Your lips purse. Your wings shuffle again. In spite of your best efforts your body still stubbornly refuses to dissolve.
That one corner of your smile untucks itself. It is perhaps the most sober you’ve looked in years. “I’d assume so.” you say, a sentence that falls out of you like a rock and clatters at it hits the ground. The only thing that outweighs your sudden and unbelievable grief is your curiosity. “Whyyy?”
hang on to your dreams
until there's nothing left of us
Of everyone in her court—at least, of those she knows more than just as an acquaintance—she might worry about Hugo the most.
How fragile is he, how irredeemably sweet? Marisol has seen enough of the world to know a smile like that is never made from just happiness. It comes to him so easily the only explanation is practice. Practice grinning—not only what it should look like, how wide, how bright—but when to flash those teeth, how to turn away other people’s concern, how to deflect even reasonable worry.
Mari’s learned the same tactics. She’s just not quite as good at remembering to use them.
Sometimes she thinks they are too similar to get along. It is nearly impossible to love someone who is just like you, Mari feels, unless you are, at heart, a narcissist. And they both worry too much, about all the wrong things. They’ve argued more than once about the use of the forge, Hugo’s haphazard organization, the direction of the unit and its armor as a whole; they’ve butted heads in front of cadets, training officers, citizens, Vespera and everyone. Yet still Marisol finds herself ridiculously, inexplicably fond of him, for reasons she doesn’t understand or even want to acknowledge.
She watches the blacksmith with narrowed gray eyes. He seems off, more off than usual. Nervous. The black-barred wings keep shifting impatiently; the feathers shuffle with the sound of rushing wind. Suddenly the forge seems dark, oppressive, far too crowded even with two bodies, and the fire sets her dark skin to sweltering.
In the brief space between her posed question and his answer, Marisol’s breath catches in her chest. Her eyes fix on his, asking and asking and asking.
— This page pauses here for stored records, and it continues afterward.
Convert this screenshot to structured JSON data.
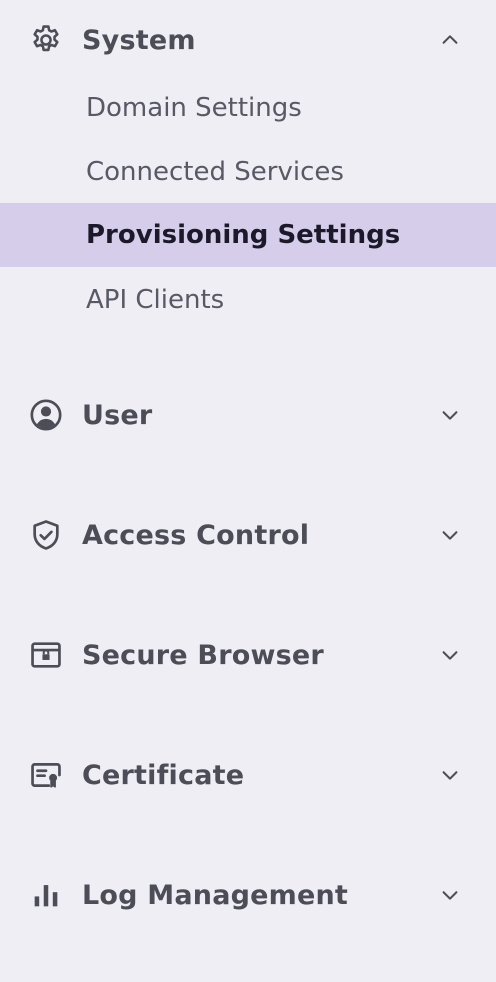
{
  "sections": [
    {
      "label": "System",
      "icon": "gear-icon",
      "expanded": true,
      "items": [
        {
          "label": "Domain Settings",
          "active": false
        },
        {
          "label": "Connected Services",
          "active": false
        },
        {
          "label": "Provisioning Settings",
          "active": true
        },
        {
          "label": "API Clients",
          "active": false
        }
      ]
    },
    {
      "label": "User",
      "icon": "user-circle-icon",
      "expanded": false
    },
    {
      "label": "Access Control",
      "icon": "shield-check-icon",
      "expanded": false
    },
    {
      "label": "Secure Browser",
      "icon": "browser-window-icon",
      "expanded": false
    },
    {
      "label": "Certificate",
      "icon": "certificate-icon",
      "expanded": false
    },
    {
      "label": "Log Management",
      "icon": "bar-chart-icon",
      "expanded": false
    }
  ],
  "colors": {
    "background": "#efeef4",
    "active_background": "#d6cdea",
    "text": "#4d4d58",
    "active_text": "#1c1a2a"
  }
}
Fire roars and crackles in the belly of the forge. White light plays like glitter off the sheafs of polished metal. And really, she is not sure what she wants him to say; none of the options are all that enticing. But then they never are.
I’d assume so. Whyyy?
For a heartbeat Marisol closes her eyes. In her chest and up to her throat, her pulse has grown louder and louder and louder until it nearly blots out the sound of rushing blood in her ears. Her body feels like an incoming piece of wreckage, a ship about to crash, hot and cold and then almost completely on fire. “It's back,”she says, softly, finally.
And the thing she does not say—I don’t know what to do.